Tempos chatos esses em q a patrulha do politicamente correto está alerta a todo segundo. É muita imposição de regra, muito “drauzio-varellismo” para nossos fígados metabolizarem. Definitivamente não gosto disso. E fica pior qndo isso chega até a comunicação – nem vou falar de comédia, pq acho um absurdo e não vem ao caso.

Olha o caso do anúncio acima, do azeite Gallo. Pode não ser um primor de criação, mas tb não é caso de preconceito racial. Ou quer dizer q palavras como escuro, negro, preto serão excluídas do nosso vocabulário cotidiano? E tem outra coisa: alguém já viu segurança de terno cinza, branco, bege? É bem provável q não. No geral, seguranças utilizam ternos pretos, no máximo azul escuro. Dizer q o vidro escuro traria segurança ao consumidor, pois preserva a qualidade, é até uma homenagem a esses profissionais q trabalham duro pra assegurar a ordem. Achar q isso é algum tipo de referência à cor de pele soa, pra mim, uma baita viagem.

Pra mim, esse filme da Hope foi um dos mais injustiçados. Ao meu ver é genial, mas foi taxado de sexista. Enfim, cada um veste a carapuça q serve. Continuo achando uma ótima sacada com bom humor.

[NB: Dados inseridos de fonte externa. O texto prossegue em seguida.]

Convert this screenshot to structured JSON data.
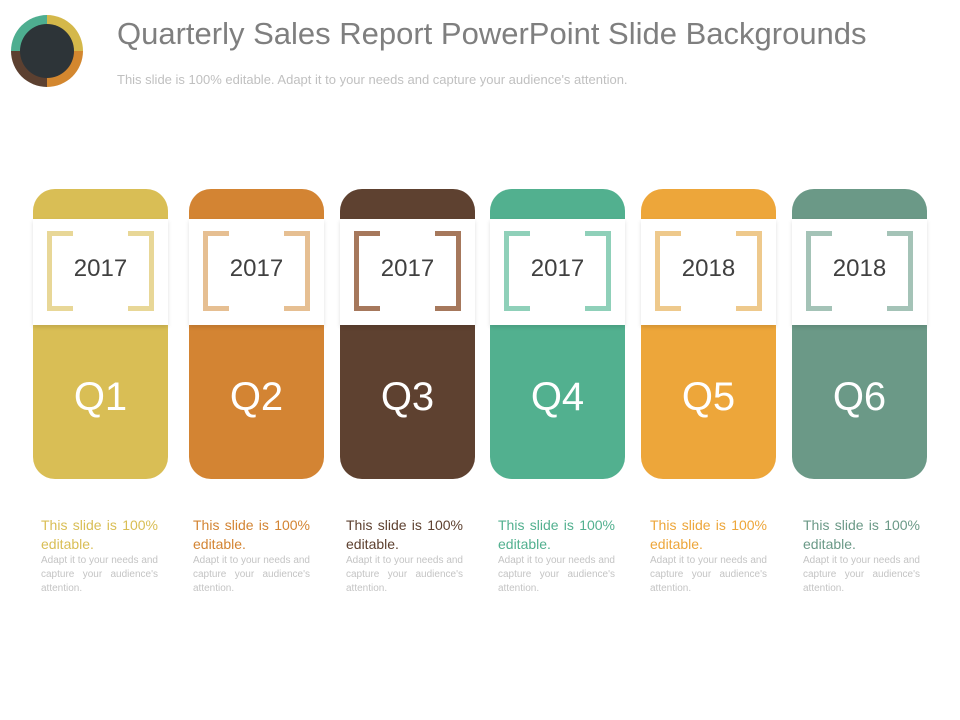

Por fim vem esse do churrasco vegetariano da Antarctica Sub Zero. A tal da válvula q “processa o subzero” já vem aparecendo há algum tempo. Se está dando certo, é justo continuar. Sinceramente não vejo nada contra os vegetarianos ali. Achei ruim. Criativamente ruim (existe isso?). Mas longe de ser um desrespeito aos anti-carnívoros. Apenas tentaram fazer algo engraçadinho, mas q não deu certo.

Acho q o problema todo não está na concepção da comunicação, mas em nossa cultura atual. Ficamos preocupados com ofensas tão pequenas enquanto muita coisa grande continua esquecida e acontece embaixo do nosso nariz. Cabe a nós, comunicadores, ficar atentos a esse tipo de movimento – assim como qualquer outro q uma sociedade faça – para não cair em armadilhas, mesmo quando em posse de desenvolvimentos valiosos.